Communiqué de Pierre Mansat, Nicole Borvo et Catherine Gégout
La solidarité n’est pas un délit !
François Auguste, Conseiller régional communiste de Rhône Alpes doit être relaxé
François Auguste, vice-président communiste du Conseil régional Rhône-Alpes, doit comparaître le 26 novembre devant le tribunal correctionnel de Lyon. Il peut être condamné pour « délit de solidarité » à 5 ans de prison, 18 000 euros d’amende, sans compter le soi-disant préjudice causé à Air France, la privation de ses droits civiques, la déchéance de son mandat d’élu.

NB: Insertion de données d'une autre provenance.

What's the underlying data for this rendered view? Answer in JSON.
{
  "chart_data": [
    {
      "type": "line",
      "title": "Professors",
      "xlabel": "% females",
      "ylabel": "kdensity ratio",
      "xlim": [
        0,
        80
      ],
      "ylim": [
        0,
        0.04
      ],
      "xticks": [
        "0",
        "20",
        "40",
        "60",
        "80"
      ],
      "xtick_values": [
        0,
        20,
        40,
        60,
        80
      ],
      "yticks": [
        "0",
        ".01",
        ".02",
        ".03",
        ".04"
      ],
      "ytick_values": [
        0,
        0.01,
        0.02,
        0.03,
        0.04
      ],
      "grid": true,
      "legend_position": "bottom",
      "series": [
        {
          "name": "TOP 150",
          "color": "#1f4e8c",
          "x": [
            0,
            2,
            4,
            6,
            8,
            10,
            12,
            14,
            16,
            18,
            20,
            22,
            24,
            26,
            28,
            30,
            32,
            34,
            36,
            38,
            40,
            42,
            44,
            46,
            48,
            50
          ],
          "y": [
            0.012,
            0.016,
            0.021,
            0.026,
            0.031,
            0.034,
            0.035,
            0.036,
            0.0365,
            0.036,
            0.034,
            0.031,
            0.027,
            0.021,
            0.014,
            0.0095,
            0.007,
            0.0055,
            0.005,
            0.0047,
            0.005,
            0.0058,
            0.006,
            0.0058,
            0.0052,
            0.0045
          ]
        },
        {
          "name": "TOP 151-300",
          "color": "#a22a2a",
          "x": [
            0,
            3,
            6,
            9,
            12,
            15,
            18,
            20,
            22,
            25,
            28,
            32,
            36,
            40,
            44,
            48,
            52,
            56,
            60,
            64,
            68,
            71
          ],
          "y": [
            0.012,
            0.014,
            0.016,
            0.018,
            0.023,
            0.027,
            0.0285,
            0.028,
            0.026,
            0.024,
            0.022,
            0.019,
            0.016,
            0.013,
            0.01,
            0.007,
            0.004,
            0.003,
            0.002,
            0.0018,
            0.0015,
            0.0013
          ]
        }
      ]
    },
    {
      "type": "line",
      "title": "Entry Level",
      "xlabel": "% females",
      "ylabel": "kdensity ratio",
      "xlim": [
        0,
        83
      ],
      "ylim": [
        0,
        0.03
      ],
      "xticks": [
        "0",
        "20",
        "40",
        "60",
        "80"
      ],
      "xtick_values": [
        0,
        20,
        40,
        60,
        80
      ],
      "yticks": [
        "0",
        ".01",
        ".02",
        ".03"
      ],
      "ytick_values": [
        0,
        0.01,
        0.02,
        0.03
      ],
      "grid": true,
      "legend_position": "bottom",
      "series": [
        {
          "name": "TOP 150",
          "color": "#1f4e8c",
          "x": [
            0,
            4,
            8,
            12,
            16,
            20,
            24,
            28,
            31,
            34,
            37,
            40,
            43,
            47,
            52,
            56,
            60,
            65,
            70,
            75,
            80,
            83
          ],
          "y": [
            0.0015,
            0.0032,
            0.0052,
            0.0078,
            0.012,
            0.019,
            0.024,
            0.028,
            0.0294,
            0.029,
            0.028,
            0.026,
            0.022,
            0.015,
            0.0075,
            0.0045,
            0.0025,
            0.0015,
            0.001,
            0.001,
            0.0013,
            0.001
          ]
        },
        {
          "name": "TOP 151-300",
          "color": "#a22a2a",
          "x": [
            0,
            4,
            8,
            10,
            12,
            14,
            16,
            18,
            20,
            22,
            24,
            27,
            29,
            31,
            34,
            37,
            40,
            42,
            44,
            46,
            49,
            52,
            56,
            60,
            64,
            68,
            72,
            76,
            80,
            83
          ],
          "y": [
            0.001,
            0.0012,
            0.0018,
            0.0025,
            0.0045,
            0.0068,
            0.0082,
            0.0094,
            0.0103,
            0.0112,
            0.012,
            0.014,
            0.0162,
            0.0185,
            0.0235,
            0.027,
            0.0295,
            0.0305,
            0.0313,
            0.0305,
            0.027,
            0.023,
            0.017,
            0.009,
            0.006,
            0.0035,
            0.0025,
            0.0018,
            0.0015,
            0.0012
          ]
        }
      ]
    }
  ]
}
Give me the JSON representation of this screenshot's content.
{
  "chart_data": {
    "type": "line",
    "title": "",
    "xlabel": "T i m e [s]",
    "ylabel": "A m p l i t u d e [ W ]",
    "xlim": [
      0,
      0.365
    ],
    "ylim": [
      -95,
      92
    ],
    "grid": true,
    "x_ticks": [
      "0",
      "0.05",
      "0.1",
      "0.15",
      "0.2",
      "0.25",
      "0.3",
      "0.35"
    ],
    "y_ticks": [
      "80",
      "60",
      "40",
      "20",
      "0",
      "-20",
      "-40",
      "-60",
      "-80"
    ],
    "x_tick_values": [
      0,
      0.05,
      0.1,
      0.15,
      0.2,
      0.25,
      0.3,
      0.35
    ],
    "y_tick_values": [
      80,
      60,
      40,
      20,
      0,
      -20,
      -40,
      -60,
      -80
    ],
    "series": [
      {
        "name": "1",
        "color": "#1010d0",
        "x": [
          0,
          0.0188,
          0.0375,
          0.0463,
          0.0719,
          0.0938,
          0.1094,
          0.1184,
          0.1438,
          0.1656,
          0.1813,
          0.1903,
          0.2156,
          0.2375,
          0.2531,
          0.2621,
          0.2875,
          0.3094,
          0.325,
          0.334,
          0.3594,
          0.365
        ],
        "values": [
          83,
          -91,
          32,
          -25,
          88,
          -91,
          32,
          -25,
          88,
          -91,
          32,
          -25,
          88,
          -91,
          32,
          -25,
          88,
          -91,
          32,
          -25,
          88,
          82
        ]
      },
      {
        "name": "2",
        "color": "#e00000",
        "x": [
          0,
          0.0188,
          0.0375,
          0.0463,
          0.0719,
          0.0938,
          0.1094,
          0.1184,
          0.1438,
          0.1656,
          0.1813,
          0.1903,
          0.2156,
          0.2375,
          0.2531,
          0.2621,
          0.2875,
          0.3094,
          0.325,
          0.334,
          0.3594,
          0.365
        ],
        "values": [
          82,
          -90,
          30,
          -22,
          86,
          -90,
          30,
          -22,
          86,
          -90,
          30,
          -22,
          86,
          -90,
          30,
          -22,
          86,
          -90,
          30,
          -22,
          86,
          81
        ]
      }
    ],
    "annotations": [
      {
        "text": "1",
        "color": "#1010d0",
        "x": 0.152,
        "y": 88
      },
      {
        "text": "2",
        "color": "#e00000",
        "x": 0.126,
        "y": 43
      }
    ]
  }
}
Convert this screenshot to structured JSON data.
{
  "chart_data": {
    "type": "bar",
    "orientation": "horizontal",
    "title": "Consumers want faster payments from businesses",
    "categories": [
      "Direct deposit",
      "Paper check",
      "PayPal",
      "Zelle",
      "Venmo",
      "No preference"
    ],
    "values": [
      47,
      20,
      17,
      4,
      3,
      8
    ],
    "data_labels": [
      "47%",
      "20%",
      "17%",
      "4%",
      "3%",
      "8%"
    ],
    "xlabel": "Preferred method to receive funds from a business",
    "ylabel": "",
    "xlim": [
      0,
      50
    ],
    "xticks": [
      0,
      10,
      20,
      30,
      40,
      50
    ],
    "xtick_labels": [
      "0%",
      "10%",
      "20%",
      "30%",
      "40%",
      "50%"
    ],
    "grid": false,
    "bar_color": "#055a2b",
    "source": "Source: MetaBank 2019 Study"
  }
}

En effet le 2 décembre 2006, pour s’opposer, à l’appel du réseau Educations sans Frontières, à l’expulsion de la famille Raba, originaire du Kosovo, il s’est adressé calmement au commandant de bord, puis aux passagers. Ceinturé, emmené de force et brutalisé par des policiers, il a été placé en garde à vue et libéré grâce à une mobilisation d’élus et de citoyens. Les faits qui lui sont reprochés -entrave à circulation d’aéronef- sont donc sans fondements. Il s’agit d’une provocation délibérée de Nicolas Sarkozy et de son gouvernement pour décourager les solidarités populaires, leur opposition à la chasse systématique des sans papiers, aux méthodes violentes d’arrestation ou d’expulsion de plus en plus nombreuses. L’objectif est d’intimider à tout prix les femmes et les hommes épris de justice et de solidarité de notre pays pour briser leur élan citoyen et résistant. Il faut faire un exemple qui frappe l’opinion en condamnant un élu et singulièrement un élu communiste.

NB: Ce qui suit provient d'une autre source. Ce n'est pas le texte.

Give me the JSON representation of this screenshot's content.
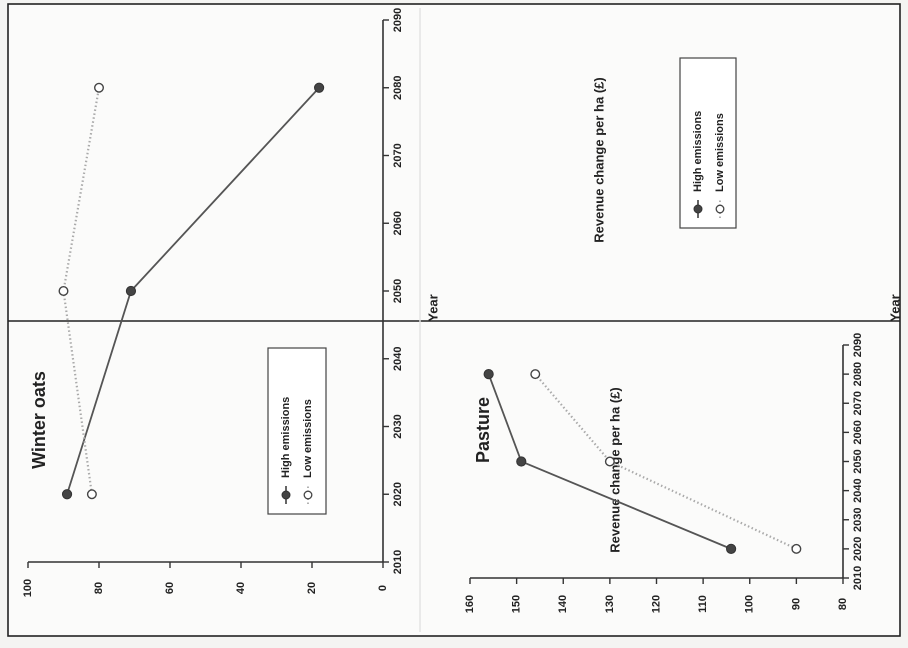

François Auguste fait honneur à son mandat électif et aux valeurs, à l’engagement que tous les élus communistes et républicains partagent. Partout en France, ils sont partie prenante, en soutien ou à l’initiative de ripostes, de rassemblements, d’interpellations citoyennes pour le respect de la dignité et des droits fondamentaux des personnes, pour abroger les lois liberticides, faire reculer les situations de clandestinité, régulariser tous les sans-papiers.
Nous assurons à François Auguste notre total soutien et saluons la grande richesse du rassemblement citoyen, associatif, syndical et politique qui l’entoure. Il doit être relaxé comme toutes les autres personnes poursuivies dans les mêmes conditions!